This is for you in all the moments you feel like you’re being stretched thin.
Every day, you’re just rushing through your to-do list,
toggling from one checkbox to the next until they’re all ticked.
Your days are always ‘busy’.
Looking at your calendar makes you feel heavy
and you never have time to do what you enjoy most anymore.
There’s no longer any empty space and time filling up pockets of your days,
nor any room for you to be freely breathing and freshly puffing.
You have so
many things to do, and all of which you wish to do perfectly.
If this speaks to you, then it’s time you pause.
If this speaks to you, then you were in the exact space I was in just a month ago.
And if this speaks to you, this is what I wish to say to you, which I’m still constantly reminding myself of too.
here goes;
It’s okay to ‘not’.
It’s okay not to be who your parents want you to be, or who you thought your parents might want you be.
I was striving to fit into the mould of the kind of daughter I believed my parents deserved; super girl who brings home lots of money, takes care of their house loan and retirement, capably securing the kind of job they would be proud to boast of to their friends. But in a recent vulnerable conversation, they revealed to me that all those were bonuses, and they never needed nor really ever wanted that of me.
It’s okay not to be who you always thought you should be.
Growing up, I conditioned myself to always have to be the most hardworking bee in the hive. I had to be hardworking, because I had this fuckedup mindset that I’m already ‘less’, so I have to work hard to ‘compensate’ and ‘match up to others’. If I wanted to be appreciated by someone, I had to be the ‘nice one’; tolerant even when I don’t enjoy someone’s presence, accepting people even when they do things that aren’t respectful or kind to me, and being understanding of every single action that my partner does. These ‘standards’ I created for myself have stayed and stuck with me through the years. They’ve become so familiar that it’s hard to let them go. It’s hard to tell myself that these are ‘wrong’, that these standards I kept myself to have to go, and that it’s time to create for myself new standards that serve me.
It’s okay not to do everything,
We get so caught up in playing catchup with those who ‘made it’ in life, thinking that we ought to be hustlin. Owning many commitments. Completing many things in a single day. Clocking in a list of productive tasks every 24 hours. Have work constantly on our minds. We get sucked into the race, my friends. It’s okay not to do everything. You’re not a effective productive factory that looks like a human; you’re a living, feeling human who deserves to honour your own set of priorities.

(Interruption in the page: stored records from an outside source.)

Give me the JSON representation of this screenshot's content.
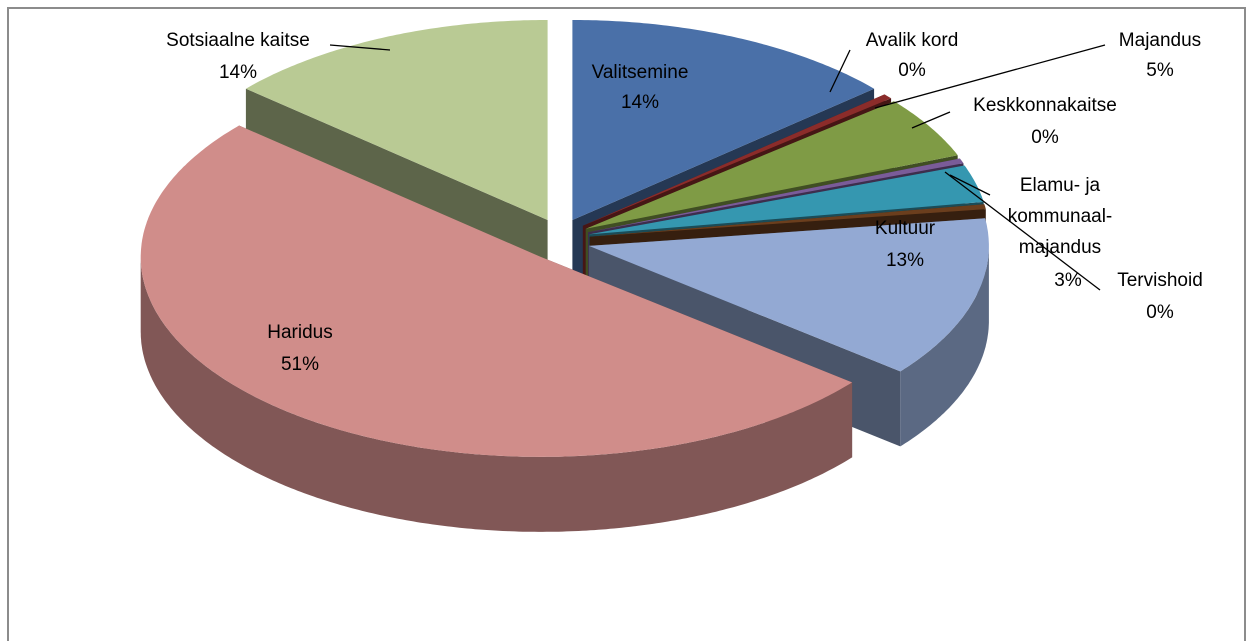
{
  "chart_data": {
    "type": "pie",
    "categories": [
      "Valitsemine",
      "Avalik kord",
      "Majandus",
      "Keskkonnakaitse",
      "Elamu- ja kommunaal-majandus",
      "Tervishoid",
      "Kultuur",
      "Haridus",
      "Sotsiaalne kaitse"
    ],
    "values": [
      13.6,
      0.4,
      5,
      0.4,
      3,
      0.4,
      13,
      50.6,
      13.6
    ],
    "value_labels": [
      "14%",
      "0%",
      "5%",
      "0%",
      "3%",
      "0%",
      "13%",
      "51%",
      "14%"
    ],
    "colors": [
      "#4a70a8",
      "#8b2c2a",
      "#7f9b45",
      "#7a5c99",
      "#3597b0",
      "#6b3e1d",
      "#93a9d3",
      "#d08d8a",
      "#b9ca94"
    ]
  }
}
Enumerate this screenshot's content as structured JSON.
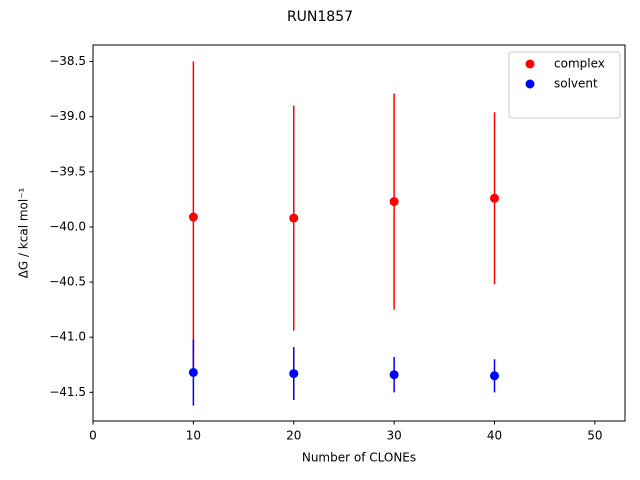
{
  "chart_data": {
    "type": "scatter",
    "title": "RUN1857",
    "x_label": "Number of CLONEs",
    "y_label": "ΔG / kcal mol⁻¹",
    "x": [
      10,
      20,
      30,
      40
    ],
    "series": [
      {
        "name": "complex",
        "color": "#ff0000",
        "values": [
          -39.91,
          -39.92,
          -39.77,
          -39.74
        ],
        "errors": [
          1.41,
          1.02,
          0.98,
          0.78
        ]
      },
      {
        "name": "solvent",
        "color": "#0000ff",
        "values": [
          -41.32,
          -41.33,
          -41.34,
          -41.35
        ],
        "errors": [
          0.3,
          0.24,
          0.16,
          0.15
        ]
      }
    ],
    "xlim": [
      0,
      53
    ],
    "xticks": [
      0,
      10,
      20,
      30,
      40,
      50
    ],
    "ylim": [
      -41.76,
      -38.35
    ],
    "yticks": [
      {
        "value": -41.5,
        "label": "−41.5"
      },
      {
        "value": -41.0,
        "label": "−41.0"
      },
      {
        "value": -40.5,
        "label": "−40.5"
      },
      {
        "value": -40.0,
        "label": "−40.0"
      },
      {
        "value": -39.5,
        "label": "−39.5"
      },
      {
        "value": -39.0,
        "label": "−39.0"
      },
      {
        "value": -38.5,
        "label": "−38.5"
      }
    ],
    "legend": "upper right",
    "grid": false
  }
}
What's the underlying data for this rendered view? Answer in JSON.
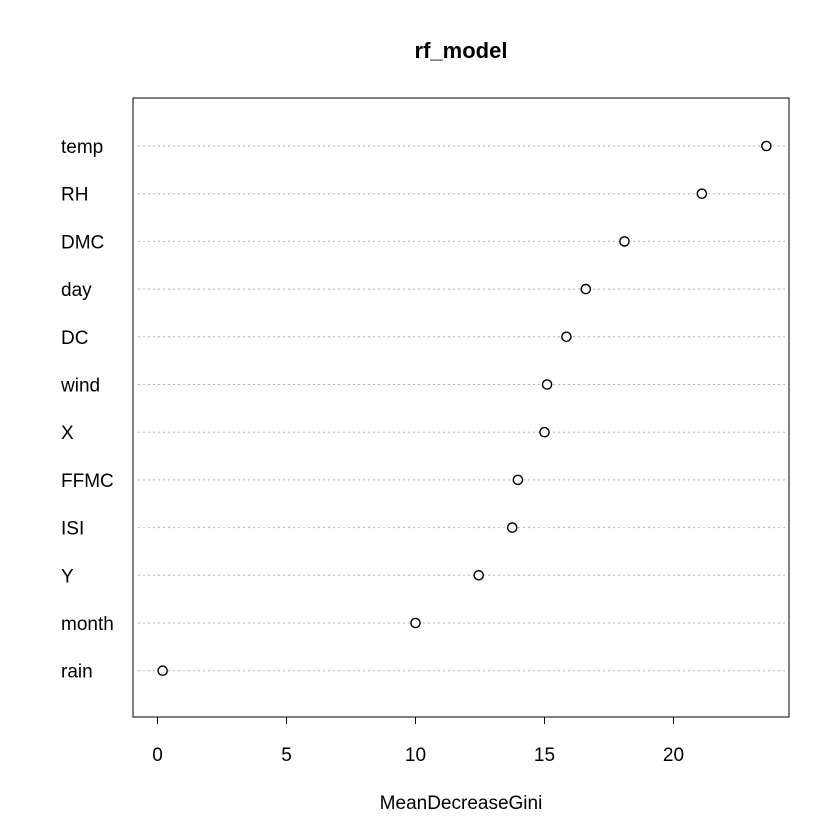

nor be there for everyone.
You and me, we already have lots on our plate. Adulting is a balancing act of increasing commitments. Our social circle also shifts and grows. We can’t afford to constantly take care and give love to every one, in the same way we could when we were younger. The definition of friendship and love has to adult alongside us too; as much as we should choose only the priorities when it comes to tasks, the same goes for the people we choose to focus on.
And it’s okay to.
It’s okay to only send your energy and attention to where you truly want them to go.
It’s okay to let go of what doesn’t matter as much to you, but matters to someone else.
Parents, societal standards, peers and family, partner. They may have certain dreams for you, goals they would be so happy to see you achieve. That doesn’t mean you have to own them. You don’t have to own those goals and dreams just because it may make them happy. It’s a choice you get to make. Pursue what’s yours, not theirs. If it’s yours at heart, the struggles in the journey you take towards it wouldn’t be as unbearable. If it’s yours at heart, it’ll be a marathon that’s fulfilling and meaningful all on its own.
And most importantly, it’s okay to curate your life. Pick and choose your own set of priorities, and live them out. Live a life coloured in the exact shades and hues you want on your palette, a life that has your heart beating in it not just to survive, but beating for all the love and freedom and fullness you experience simply because you choose you.
Simply because you’re choosing all of what truly matters to you,
and nothing more or less.
In the times where you feel like you are stretched thin,
where you feel like the strings are pulling in too many different directions,
it’s okay to and it’s okay not to.
So, what are your current priorities in your life?
What do you wish to prioritise instead?
If there is a disparity between the first and second question,
then it may be a good time to look at it and ask yourself why it’s different.